Lyndon Johnson did much better than Kennedy in moving legislation, in part because he knew how to wield the stick. He’d threaten to kill projects in congressional districts if members refused to do his bidding.

Bill Clinton didn’t govern that way in Arkansas; he was known as a big carrot/small stick governor. He may complain, even rage, to his staff, but he does not punish his enemies. Instead, he strokes them, often deftly. Sometimes this brings them around, but sometimes it just emboldens them to cross him again.

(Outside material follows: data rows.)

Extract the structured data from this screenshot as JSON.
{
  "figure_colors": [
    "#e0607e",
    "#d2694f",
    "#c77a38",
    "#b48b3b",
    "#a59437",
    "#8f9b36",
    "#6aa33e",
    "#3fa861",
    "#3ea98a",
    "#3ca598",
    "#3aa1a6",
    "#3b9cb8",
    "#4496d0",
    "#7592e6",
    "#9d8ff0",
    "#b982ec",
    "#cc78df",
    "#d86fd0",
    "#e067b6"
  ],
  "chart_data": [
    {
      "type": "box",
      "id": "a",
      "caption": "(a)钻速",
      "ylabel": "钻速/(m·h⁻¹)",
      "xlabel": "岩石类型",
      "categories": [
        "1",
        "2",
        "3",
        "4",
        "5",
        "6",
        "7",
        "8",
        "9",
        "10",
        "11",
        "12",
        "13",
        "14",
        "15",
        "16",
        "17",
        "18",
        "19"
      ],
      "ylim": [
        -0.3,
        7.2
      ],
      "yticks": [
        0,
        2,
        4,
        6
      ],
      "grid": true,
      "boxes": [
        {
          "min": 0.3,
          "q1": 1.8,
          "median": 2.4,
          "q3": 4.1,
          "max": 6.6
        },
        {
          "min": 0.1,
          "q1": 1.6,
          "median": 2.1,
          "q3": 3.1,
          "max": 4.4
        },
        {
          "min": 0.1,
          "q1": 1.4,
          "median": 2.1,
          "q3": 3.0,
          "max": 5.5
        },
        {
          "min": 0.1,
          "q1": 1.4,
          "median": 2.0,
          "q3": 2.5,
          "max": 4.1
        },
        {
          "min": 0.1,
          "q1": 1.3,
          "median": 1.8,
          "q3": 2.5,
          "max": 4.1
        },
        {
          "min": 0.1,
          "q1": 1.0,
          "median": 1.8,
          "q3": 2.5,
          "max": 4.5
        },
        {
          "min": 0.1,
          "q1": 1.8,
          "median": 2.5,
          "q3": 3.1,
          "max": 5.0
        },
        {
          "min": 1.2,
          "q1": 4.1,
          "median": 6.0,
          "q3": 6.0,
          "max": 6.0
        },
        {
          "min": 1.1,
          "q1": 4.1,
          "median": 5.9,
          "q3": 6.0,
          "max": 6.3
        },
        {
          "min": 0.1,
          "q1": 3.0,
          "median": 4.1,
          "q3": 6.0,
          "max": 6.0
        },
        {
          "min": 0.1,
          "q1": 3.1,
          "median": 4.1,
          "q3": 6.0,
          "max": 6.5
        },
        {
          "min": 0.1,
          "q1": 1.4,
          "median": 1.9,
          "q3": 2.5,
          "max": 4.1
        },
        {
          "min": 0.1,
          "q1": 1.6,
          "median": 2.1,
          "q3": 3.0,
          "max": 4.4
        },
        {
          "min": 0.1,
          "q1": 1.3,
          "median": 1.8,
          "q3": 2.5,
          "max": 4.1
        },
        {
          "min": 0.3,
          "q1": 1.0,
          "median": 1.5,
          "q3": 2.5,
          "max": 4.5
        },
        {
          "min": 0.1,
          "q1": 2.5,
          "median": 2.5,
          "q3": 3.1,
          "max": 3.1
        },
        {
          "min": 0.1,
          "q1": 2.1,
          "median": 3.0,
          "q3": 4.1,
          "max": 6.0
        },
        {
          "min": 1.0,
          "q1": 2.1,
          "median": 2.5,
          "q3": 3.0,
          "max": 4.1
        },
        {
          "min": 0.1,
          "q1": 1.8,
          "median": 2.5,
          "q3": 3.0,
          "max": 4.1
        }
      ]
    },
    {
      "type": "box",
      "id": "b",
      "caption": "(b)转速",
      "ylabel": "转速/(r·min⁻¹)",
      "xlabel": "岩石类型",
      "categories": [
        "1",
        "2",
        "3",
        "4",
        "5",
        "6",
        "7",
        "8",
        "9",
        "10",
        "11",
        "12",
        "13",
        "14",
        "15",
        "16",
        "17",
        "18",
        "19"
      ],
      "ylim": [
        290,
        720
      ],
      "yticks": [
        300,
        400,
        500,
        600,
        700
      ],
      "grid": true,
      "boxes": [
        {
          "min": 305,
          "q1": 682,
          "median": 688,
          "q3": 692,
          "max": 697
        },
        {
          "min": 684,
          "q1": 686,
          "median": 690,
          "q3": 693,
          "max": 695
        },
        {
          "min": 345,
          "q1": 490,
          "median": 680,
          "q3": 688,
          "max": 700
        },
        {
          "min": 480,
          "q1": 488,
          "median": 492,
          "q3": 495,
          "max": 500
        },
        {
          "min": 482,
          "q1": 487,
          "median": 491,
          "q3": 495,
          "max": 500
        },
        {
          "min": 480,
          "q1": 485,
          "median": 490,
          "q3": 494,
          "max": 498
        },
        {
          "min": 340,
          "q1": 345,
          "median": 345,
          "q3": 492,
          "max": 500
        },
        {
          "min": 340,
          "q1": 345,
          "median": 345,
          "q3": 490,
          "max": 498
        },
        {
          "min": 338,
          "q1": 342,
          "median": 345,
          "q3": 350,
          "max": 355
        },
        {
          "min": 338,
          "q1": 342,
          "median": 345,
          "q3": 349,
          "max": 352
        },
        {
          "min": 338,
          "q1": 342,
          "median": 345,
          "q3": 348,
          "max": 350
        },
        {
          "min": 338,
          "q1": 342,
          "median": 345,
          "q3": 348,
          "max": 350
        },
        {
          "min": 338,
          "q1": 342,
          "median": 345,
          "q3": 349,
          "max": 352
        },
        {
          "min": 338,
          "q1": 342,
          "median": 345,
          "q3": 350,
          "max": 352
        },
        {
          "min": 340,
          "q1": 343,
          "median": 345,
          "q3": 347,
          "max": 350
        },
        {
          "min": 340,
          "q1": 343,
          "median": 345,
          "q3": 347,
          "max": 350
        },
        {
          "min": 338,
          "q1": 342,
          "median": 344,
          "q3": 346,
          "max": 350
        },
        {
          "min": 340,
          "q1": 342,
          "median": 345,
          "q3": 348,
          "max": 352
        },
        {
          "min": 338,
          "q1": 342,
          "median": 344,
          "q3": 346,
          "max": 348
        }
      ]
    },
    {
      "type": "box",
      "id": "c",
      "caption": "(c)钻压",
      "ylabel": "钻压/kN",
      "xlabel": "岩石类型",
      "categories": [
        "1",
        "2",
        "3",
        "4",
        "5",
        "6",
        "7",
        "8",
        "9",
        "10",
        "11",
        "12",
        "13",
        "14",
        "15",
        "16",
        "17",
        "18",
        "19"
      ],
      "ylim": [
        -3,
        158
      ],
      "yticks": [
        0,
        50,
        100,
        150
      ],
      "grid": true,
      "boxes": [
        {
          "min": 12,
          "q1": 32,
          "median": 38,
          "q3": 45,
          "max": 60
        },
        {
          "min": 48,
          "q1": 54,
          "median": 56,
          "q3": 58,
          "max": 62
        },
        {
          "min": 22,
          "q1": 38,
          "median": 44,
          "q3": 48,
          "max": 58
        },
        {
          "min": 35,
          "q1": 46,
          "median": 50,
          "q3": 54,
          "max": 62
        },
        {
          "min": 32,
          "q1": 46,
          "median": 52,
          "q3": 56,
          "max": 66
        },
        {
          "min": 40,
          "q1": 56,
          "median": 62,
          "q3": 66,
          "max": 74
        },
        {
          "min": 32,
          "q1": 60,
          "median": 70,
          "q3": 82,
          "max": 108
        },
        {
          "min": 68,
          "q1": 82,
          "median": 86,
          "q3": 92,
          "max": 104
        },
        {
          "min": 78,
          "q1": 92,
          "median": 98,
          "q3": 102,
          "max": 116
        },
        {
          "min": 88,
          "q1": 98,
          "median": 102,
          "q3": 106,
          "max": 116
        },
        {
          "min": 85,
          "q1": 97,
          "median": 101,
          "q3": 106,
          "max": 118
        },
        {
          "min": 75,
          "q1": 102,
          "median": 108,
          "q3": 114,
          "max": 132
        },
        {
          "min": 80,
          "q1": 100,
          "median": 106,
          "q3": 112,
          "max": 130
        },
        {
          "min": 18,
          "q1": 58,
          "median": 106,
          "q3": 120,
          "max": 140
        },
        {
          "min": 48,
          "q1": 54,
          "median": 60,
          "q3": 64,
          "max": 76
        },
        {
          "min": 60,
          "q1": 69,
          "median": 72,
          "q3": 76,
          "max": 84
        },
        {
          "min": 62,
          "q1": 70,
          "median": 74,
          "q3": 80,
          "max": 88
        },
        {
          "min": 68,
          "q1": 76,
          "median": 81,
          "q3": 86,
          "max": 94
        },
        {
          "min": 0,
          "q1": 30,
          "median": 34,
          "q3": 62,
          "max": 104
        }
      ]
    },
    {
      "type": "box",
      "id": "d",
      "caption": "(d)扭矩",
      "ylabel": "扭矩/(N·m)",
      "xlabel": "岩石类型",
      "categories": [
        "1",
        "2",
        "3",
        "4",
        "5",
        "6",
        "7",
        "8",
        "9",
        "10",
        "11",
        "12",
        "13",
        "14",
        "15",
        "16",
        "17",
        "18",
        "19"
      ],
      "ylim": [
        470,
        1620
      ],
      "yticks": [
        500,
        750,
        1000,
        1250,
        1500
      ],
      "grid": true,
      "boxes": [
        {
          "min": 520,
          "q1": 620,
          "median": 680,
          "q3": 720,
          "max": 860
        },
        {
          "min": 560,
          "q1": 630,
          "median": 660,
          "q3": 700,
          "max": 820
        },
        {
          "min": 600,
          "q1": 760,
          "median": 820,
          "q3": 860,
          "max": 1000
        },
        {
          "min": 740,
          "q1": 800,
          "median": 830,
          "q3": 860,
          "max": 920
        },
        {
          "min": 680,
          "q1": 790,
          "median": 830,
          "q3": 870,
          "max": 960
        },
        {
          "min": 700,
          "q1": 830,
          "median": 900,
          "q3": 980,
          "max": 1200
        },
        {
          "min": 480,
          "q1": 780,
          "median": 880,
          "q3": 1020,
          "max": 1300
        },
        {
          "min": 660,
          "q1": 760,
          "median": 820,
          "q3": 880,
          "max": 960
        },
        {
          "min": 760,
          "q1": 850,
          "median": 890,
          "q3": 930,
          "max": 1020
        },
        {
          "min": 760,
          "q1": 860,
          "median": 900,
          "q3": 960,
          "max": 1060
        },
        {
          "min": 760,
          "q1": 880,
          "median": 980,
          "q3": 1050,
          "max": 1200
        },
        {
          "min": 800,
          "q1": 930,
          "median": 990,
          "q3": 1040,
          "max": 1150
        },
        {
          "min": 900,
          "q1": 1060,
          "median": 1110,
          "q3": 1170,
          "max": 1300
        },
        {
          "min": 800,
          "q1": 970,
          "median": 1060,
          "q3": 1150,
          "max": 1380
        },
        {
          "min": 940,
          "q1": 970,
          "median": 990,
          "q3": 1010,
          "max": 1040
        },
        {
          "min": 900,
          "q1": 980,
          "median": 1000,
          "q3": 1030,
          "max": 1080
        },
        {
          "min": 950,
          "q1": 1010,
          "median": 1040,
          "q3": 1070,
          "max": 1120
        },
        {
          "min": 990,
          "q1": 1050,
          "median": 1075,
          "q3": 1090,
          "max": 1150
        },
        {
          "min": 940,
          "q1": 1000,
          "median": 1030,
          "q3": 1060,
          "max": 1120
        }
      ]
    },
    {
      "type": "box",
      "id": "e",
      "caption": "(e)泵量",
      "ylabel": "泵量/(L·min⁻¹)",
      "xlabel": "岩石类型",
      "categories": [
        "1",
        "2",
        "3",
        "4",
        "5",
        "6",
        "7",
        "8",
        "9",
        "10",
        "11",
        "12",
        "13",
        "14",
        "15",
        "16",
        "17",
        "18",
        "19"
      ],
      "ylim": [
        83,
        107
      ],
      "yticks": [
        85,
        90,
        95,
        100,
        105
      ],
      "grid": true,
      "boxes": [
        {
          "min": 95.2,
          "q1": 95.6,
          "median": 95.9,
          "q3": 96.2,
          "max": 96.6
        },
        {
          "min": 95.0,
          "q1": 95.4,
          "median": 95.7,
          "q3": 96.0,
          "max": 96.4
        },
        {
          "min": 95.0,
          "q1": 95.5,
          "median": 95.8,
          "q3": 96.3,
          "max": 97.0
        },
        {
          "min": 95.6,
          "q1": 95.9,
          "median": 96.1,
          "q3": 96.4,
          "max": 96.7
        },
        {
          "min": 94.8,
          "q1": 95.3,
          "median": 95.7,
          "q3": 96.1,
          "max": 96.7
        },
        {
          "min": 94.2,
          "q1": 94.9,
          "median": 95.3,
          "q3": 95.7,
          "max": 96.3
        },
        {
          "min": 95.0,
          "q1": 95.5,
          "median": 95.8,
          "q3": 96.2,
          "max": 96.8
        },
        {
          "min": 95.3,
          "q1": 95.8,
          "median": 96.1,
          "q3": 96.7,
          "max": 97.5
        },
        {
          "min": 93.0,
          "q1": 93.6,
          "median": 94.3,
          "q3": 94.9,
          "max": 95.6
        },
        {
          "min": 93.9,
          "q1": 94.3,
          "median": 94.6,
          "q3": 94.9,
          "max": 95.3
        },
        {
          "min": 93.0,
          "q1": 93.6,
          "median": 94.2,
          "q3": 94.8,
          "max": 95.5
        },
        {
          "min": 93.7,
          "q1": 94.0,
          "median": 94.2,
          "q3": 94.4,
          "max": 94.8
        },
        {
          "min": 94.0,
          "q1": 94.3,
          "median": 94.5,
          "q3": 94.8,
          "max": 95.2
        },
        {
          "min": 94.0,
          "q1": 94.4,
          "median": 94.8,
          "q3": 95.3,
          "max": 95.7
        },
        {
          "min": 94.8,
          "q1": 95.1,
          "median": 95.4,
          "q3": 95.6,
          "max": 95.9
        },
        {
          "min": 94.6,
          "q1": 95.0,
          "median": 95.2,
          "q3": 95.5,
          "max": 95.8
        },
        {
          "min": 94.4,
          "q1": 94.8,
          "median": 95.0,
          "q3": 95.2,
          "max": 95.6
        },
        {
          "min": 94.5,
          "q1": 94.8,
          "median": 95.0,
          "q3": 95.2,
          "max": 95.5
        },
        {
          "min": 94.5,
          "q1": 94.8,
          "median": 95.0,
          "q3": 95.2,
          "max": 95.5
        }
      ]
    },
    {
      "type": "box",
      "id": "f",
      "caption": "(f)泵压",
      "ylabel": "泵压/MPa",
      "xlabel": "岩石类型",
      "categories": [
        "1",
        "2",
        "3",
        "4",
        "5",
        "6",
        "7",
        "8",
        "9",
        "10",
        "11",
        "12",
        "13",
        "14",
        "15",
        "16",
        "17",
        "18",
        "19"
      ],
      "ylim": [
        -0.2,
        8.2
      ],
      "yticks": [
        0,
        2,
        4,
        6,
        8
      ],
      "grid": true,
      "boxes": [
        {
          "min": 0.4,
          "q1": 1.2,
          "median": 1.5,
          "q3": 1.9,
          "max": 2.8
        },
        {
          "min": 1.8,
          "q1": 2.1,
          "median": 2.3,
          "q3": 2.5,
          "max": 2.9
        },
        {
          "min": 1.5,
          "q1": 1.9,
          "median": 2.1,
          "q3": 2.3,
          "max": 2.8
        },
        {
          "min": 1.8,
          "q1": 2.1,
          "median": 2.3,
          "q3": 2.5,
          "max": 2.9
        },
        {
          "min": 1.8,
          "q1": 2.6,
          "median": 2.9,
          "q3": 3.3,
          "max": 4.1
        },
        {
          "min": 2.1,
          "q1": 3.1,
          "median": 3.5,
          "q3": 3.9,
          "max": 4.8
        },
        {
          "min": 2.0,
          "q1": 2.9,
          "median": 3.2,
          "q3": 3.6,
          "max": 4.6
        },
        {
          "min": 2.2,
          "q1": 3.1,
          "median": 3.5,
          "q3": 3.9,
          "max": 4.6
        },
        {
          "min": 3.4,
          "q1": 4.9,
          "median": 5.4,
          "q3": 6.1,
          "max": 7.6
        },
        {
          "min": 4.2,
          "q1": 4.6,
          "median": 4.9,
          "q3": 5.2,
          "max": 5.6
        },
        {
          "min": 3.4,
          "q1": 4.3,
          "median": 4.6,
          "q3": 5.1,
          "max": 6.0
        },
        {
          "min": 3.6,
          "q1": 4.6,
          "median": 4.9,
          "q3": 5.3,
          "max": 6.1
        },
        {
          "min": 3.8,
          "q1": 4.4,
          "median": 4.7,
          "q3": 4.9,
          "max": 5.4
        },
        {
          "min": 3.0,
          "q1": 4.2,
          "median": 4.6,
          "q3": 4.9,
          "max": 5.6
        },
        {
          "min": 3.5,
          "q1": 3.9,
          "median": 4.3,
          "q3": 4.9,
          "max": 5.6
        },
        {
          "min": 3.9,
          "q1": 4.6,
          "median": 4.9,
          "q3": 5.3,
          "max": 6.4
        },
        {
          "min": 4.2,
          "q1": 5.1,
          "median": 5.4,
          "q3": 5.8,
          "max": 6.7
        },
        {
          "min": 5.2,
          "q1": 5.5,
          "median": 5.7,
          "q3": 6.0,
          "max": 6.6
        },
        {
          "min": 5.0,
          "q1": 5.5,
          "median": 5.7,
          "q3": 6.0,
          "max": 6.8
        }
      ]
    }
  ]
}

Another omen of trouble lies in the way Clinton tries to finesse criticism. In retreating from campaign promises last week, for instance, he did best when admitting honestly that “circumstances change” and worst when he tried to rewrite what he had earlier said. Claiming he never said this or that about the Haitians or the middle-class tax cut may have worked in Arkansas. But at the presidential level, he’ll be caught and embarrassed repeatedly, It took reporters at least three years before they began complaining about Lyndon Johnson’s “credibility gap”; this time, the press raised the issue even before the new president was sworn in.

These brushfires die quickly, but the larger lesson is that Clinton will not be able to dress up incremental change as fundamental change. To deliver he must come through with bold, sweeping reform, not just a bit of “encouraging progress” on difficult issues. This is one area where his Arkansas experience might mislead him. The legislature there was so backward that any progress in pushing it to change seemed like a big accomplishment. He often compromised too quickly, settling for a half loaf that he knew he could sell as something more substantial. At the national level, this won’t work. The press will nail him on a truth-in-advertising rap.

Will Clinton try anyway? His whole administration is structured to push his program through Congress. Several key players actually come from there, and many of the lesser appointments are being made on the recommendation of members, which is a way of gathering chits for the future. That’s why his appointments tend to be long on process and short on passion. The operating principle seems to be: Just Get It Through.

The natural extension of this approach is to just get anything through. This way lies danger. If the Clinton team is committed to “results” generally, but not to a set of bottom-line, specific results, it will end up settling for tepid, piecemeal and ultimately Pyrrhic victories. To be a great president, it’s not enough to pass a modest health bill or a modest deficit-reduction bill that allows everyone to say, “See, we broke the gridlock.” Clinton and Congress must pass a health bill and a deficit-reduction bill (and other bills) that genuinely transform the landscape. That will require Clinton to move beyond the cooperation he loves to the confrontation he loathes, to take on, directly, entrenched interests that never, ever-all of their protests to the contrary-want real change.

“The president is at liberty, both in law and conscience, to be as big a man as he can,” said Woodrow Wilson. Bill Clinton will grow in office. What’s unclear is whether he will take the risks demanded by the bad hand dealt him, or settle for the muddy margins.